Alternatively, to generate an object like {"joined":{"devaddr":"00112233"}} write:

fun(Vars, Event) ->
  #{Event => Vars}
end.

Returning a list to send multiple event messages is not allowed.

Build Downlink

Build Downlink works in the opposite direction. It takes the data fields and constructs the binary payload.

This function is optional. If not provided, the downlink data will be taken from the data field, e.g. when you send {"devaddr":"11223344", "data":"01"}. The data field must be in hexadecimal notation.

If provided, Build Downlink shall be a Fun Expression with a single parameter, which gets an Erlang representation of JSON and returns binary data.

JSON data is converted to a map. Fields taken from the MQTT topic are added to the map. This map is passed as sole parameter to the downlink function. The download function may either return a binary, a map, or a (possibly empty) list of maps.

• If a binary is returned, this binary is used to fill the data field which is sent to the device.
• If a map is returned, this map replaces the original map. All relevant fields like devaddr, deveui, port, and data may be set in the downlink function.
• If a list of maps is returned, the server triggers multiple downlink messages, one for each list item. Upon returning an empty list no downlink will be triggered.

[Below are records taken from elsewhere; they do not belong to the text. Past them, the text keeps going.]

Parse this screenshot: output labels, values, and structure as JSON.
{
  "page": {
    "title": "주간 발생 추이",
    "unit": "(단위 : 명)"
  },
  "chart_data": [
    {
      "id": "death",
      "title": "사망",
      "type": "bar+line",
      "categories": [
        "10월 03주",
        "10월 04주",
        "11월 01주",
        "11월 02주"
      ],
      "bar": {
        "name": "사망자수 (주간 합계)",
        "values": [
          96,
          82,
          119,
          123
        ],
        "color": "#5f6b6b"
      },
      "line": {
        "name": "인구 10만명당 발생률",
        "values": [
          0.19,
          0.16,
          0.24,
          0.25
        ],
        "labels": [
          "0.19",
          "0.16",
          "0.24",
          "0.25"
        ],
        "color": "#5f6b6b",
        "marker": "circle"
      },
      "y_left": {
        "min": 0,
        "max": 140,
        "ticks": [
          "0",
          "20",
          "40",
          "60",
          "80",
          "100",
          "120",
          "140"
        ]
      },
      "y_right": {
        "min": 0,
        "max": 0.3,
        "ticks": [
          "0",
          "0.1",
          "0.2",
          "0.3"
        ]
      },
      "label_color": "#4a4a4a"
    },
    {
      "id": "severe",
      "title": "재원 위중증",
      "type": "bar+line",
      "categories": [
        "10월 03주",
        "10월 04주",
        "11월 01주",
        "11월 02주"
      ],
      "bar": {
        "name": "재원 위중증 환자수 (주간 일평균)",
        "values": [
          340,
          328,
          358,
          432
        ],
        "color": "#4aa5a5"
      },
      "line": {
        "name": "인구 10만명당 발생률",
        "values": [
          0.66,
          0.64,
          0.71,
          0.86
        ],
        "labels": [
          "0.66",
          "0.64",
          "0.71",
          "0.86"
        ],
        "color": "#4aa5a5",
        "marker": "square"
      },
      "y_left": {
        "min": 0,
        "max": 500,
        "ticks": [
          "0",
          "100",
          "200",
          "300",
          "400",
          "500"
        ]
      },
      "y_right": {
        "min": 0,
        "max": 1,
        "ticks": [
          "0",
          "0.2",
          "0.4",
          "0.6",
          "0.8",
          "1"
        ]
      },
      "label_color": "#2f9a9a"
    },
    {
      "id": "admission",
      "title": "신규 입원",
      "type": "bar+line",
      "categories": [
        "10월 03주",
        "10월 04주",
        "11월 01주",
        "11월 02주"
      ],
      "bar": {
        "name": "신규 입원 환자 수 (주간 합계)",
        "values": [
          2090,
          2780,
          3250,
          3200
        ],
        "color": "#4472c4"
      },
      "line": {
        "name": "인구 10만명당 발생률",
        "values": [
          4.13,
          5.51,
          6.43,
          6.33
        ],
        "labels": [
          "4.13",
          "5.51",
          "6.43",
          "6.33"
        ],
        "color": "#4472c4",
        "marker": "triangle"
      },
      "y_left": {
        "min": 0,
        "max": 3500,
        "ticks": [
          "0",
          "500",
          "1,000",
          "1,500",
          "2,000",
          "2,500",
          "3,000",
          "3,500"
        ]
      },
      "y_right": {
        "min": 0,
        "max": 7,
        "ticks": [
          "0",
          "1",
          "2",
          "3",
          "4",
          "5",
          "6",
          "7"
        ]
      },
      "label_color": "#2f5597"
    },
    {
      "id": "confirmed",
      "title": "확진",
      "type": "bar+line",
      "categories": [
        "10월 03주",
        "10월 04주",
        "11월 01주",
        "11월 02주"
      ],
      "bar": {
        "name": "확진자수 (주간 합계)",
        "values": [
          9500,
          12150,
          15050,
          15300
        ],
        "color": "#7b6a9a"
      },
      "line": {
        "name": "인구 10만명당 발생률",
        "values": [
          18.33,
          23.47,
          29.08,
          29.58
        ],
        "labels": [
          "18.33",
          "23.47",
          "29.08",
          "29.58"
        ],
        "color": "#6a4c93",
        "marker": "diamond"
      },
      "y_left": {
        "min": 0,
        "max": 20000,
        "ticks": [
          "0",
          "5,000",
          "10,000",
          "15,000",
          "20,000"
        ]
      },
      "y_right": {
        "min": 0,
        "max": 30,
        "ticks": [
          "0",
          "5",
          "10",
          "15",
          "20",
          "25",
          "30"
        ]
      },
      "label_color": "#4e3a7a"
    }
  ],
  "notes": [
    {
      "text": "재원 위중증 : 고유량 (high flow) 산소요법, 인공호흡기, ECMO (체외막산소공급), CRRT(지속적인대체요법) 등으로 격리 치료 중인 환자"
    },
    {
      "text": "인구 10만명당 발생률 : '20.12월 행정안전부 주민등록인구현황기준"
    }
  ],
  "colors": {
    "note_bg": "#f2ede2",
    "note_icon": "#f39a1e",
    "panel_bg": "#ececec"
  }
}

For example, if you send {"devaddr":"11223344", "led":1}, you can have a function like this to convert the custom field (led) to downlink data:

fun(#{led := LED}) ->
  <<LED>>
end.

The #{name1 := A, name2 := B, name3 := C} matches the fields attribute containing a JSON structure {"name1":A, "name2":B, "name3":C}. The order is not significant, but all fields are mandatory.

The binary is then built using similar approach as the pattern matching explained above. For example, <<A, B, C>> builds a binary of three 1-byte integers.

To build a variable sized array you can do:

fun(#{data := Data}) ->
  <<(length(Data)), (list_to_binary(Data))/binary>>
end.

Here is a simple example just adding a port and a data field to the original map:

fun(Fields) ->
  Fields#{
    port => 43,
    data => << 16#88 >>
  }
end.